I spent the warm week of spring break in Ithaca, lounging around in shorts and reading trashy best-sellers. Having read some positive reviews of the book The Commoner, by John Burnham Schwartz (Vintage Contemporaries, 2009), I decided to armchair travel to the royal compound in Japan.
The Commoner is a work of semi-historical-fiction, based on the life of Empress Michiko, the first commoner to marry into the Japanese imperial family. During her tenure as Crown Princess, the Empress had a break-down caused by anxiety and depression due to internal pressure at court. The Japanese court is known to be extremely insular, like most royal houses; Schwartz has spoken in interviews with The New York Times about his failure to garner much information about Michiko herself beyond musings on the internet and officially reported news.
Having family roots in China — a nation that has occasionally been at odds with Japan in war and culture — I preface this review by calling it what it is: ignorance criticizing further ignorance. However, regardless of background, if you have seen the film adaptation of the best-selling novel Memoirs of a Geisha, you may be familiar with the bizarre and profoundly off-putting alienation that The Commoner exudes. In the film version of Memoirs of a Geisha, which is supposed to be set in WWII Japan, we see Chinese actors (Zhang Ziyi, Gong Li) speaking English in San Francisco, directed by a white man in a film based on a novel by another American. A veritable Japanese heart is notably missing from the body of the movie: filmmakers misguidedly believed that pseudo-Japanese accents and San Francisco’s Tea Garden would simulate Japan.

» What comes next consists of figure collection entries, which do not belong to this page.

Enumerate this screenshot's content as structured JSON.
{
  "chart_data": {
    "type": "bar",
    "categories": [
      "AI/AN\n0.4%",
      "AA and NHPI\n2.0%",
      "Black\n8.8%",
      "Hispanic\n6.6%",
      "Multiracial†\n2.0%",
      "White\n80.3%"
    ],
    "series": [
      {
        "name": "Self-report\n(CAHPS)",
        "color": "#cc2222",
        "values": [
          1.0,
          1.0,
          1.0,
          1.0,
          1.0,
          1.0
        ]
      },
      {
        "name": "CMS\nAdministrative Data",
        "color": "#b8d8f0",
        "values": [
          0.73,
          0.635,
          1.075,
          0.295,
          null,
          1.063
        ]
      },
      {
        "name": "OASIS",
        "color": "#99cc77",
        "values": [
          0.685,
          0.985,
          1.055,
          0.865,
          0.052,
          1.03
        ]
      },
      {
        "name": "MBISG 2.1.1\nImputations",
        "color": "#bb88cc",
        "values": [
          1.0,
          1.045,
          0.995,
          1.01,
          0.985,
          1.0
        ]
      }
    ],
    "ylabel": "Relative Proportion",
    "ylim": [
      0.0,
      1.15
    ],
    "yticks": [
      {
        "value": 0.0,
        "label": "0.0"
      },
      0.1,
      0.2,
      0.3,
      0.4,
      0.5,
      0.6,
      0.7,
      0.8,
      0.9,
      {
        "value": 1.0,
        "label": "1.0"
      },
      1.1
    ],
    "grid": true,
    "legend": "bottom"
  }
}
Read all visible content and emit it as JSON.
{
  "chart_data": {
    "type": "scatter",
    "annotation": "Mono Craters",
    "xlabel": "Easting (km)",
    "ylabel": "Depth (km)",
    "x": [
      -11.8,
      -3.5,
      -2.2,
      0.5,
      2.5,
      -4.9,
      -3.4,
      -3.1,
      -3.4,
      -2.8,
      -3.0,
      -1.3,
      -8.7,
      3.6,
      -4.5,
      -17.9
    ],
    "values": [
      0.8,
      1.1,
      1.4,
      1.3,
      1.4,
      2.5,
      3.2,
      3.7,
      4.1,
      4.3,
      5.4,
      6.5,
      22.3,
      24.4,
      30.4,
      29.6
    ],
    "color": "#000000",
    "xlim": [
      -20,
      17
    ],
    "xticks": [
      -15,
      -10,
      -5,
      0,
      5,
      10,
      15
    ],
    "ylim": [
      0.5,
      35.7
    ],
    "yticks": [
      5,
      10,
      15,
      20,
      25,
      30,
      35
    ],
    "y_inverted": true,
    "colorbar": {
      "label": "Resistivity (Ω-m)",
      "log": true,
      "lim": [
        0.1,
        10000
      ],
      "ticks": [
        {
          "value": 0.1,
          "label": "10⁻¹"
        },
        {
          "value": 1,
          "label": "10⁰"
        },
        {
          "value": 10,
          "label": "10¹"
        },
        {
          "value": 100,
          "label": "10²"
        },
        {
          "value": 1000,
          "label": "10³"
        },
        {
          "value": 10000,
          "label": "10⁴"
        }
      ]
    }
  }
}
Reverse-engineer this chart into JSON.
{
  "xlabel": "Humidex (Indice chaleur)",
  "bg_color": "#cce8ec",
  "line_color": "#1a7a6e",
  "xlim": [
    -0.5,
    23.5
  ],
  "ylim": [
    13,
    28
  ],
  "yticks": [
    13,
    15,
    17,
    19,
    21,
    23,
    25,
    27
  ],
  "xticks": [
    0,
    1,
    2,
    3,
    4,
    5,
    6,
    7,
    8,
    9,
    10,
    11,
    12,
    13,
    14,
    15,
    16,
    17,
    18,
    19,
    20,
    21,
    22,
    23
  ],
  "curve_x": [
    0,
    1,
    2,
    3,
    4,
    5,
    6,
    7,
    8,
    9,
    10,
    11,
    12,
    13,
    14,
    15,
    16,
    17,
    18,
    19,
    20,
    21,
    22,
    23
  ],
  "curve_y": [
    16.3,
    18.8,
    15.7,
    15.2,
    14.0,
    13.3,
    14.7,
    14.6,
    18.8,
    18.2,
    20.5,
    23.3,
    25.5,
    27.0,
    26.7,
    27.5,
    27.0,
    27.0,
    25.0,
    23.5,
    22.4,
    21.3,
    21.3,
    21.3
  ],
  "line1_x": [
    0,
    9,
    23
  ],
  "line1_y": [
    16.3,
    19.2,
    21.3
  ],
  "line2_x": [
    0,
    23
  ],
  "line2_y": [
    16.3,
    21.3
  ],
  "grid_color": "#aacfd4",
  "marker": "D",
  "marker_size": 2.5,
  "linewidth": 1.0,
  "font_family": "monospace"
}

I believe that it is impossible for a work of any kind of fiction — film or literature — to be convincing and believable without deference to the world it inhabits. This is especially true for a work set in Japan, a nation that is extremely rich in tradition but hard to penetrate or understand for outsiders. The Commoner fails because of this: I found the book lacking in real rigor. Schwartz’s extreme alienation from the culture results in a book without much detail or depth, and it reads like a report of the famous events with some superficial gesticulation — the social hierarchy of Japan, which should be the foundation for the novel, is barely explored. The novel seems a pale shadow of the struggle Michiko Shoda had to undergo. His fictional fairy-tale ending for the story (which is extremely Western in its priorities) is disrespectful to Michiko and Crown Princess Masako’s choice to fulfill their duty. Ultimately, The Commoner presents a façade of Japanese culture superficially appropriated for the American best-seller market.